When Willie Sutton, an American bank robber was captured in 1952 after a criminal career which spanned 40 years, he was asked why he had chosen the profession he had. His response was as stunning as it was simple. He answered that that is where the money is!
When you take this frank statement into account it should come as no surprise that bandits, hustlers, swindlers, and cheats have been targeting casinos pretty much for as long as they’ve been around with varying degrees of success.
The Eudaemons Roulette Shoe
- Doyne Farmer and Norman Packard, two students from the University of California, Santa Cruz, built a computer which could fit into a shoe. It’s objective? Interfering with the Roulette wheels at casinos!
Although exact details of how many places they hit and how much they win are murky, the pair was eventually busted when the computer short-circuited, setting the wearer’s socks alight.

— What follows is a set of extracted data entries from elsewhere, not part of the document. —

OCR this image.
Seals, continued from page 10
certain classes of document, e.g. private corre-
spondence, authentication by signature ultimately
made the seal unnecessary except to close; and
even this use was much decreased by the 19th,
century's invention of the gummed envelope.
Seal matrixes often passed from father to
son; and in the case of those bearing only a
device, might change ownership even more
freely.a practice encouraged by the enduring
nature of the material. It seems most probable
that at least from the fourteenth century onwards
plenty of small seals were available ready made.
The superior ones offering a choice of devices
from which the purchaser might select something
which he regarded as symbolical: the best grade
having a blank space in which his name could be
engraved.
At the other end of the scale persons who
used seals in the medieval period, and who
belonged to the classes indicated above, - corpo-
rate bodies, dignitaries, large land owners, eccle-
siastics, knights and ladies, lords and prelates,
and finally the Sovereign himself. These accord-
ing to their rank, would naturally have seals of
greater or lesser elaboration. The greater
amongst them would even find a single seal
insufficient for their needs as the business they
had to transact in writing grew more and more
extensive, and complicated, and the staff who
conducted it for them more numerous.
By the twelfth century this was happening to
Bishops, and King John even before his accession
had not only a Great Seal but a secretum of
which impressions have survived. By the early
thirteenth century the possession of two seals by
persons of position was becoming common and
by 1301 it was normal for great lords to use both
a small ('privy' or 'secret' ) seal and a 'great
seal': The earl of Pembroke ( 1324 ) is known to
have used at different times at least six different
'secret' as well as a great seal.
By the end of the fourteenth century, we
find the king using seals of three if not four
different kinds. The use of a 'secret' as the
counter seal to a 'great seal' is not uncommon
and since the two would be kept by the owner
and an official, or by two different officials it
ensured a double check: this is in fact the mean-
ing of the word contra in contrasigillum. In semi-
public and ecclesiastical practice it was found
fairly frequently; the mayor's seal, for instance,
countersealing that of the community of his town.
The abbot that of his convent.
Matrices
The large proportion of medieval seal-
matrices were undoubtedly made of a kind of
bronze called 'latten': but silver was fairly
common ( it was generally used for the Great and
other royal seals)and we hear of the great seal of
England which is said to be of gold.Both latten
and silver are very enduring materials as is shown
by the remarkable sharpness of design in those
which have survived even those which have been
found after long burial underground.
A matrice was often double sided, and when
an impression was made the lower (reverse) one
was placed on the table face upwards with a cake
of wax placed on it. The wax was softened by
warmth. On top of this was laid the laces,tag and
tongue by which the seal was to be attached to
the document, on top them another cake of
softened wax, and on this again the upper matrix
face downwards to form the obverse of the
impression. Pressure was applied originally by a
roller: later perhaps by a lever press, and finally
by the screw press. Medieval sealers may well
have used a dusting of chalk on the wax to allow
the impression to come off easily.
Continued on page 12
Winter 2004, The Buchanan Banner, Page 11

Their unusual name is inspired by the Greek word Eudaimonia, which can roughly be translated to Flourishing.
The MIT Blackjack Crew
Everyone knows that you’re not allowed to count cards in casinos, but operators didn’t know what hit them when a highly organised gang consisting of students from Harvard Business School, Harvard University, and the Massachusetts Institute of Technology descended upon them.
The Crew operated from the 1970s through to the 1990s and it’s thought that they were responsible for taking millions of dollars out of the hands of gambling venues from Atlantic City to Las Vegas. They’re also the subject of a very popular film called 21.
The Mobile Roulette Swindle
This crime didn’t involve clever hackers playing casino games on any mobile device, but it did use cellular phones.
A group of criminals used lasers installed on their handsets, which were, in turn, linked to a computer that was able to track the Roulette wheel’s timing and movements at London’s Ritz Casino.
Thanks to this information, they managed to place far more winning bets than usual and ended up taking the house form over £100 000. They were eventually busted, but, interestingly, the judge deciding their case ruled that no crime had been committed! They were allowed to keep the money.
The Soboba Casino Heist
Crooks don’t need MIT-level knowledge of mathematics or a complicated scheme to have their way. Most rely on a good old handgun and a guy on the inside.
This was precisely what happened at Soboba Casino when Ronaldo Luda Ramos took 10 staff members hostage while Eric Aguilera, his accomplice, unloaded more than US$1.5 million from the venue’s vault.
Ramos says his penchant for cocaine was the motivator and claims the gun he used a BB gun in the holdup. He’s also laid the blame squarely at Aguilera’s feet, saying his partner was the mastermind of the operation.
Brawn didn’t fare much better than brains, however, and these two were promptly caught and felt the full force of the law descend upon them. The money was returned and they were sentenced to probation and local weekend jail time.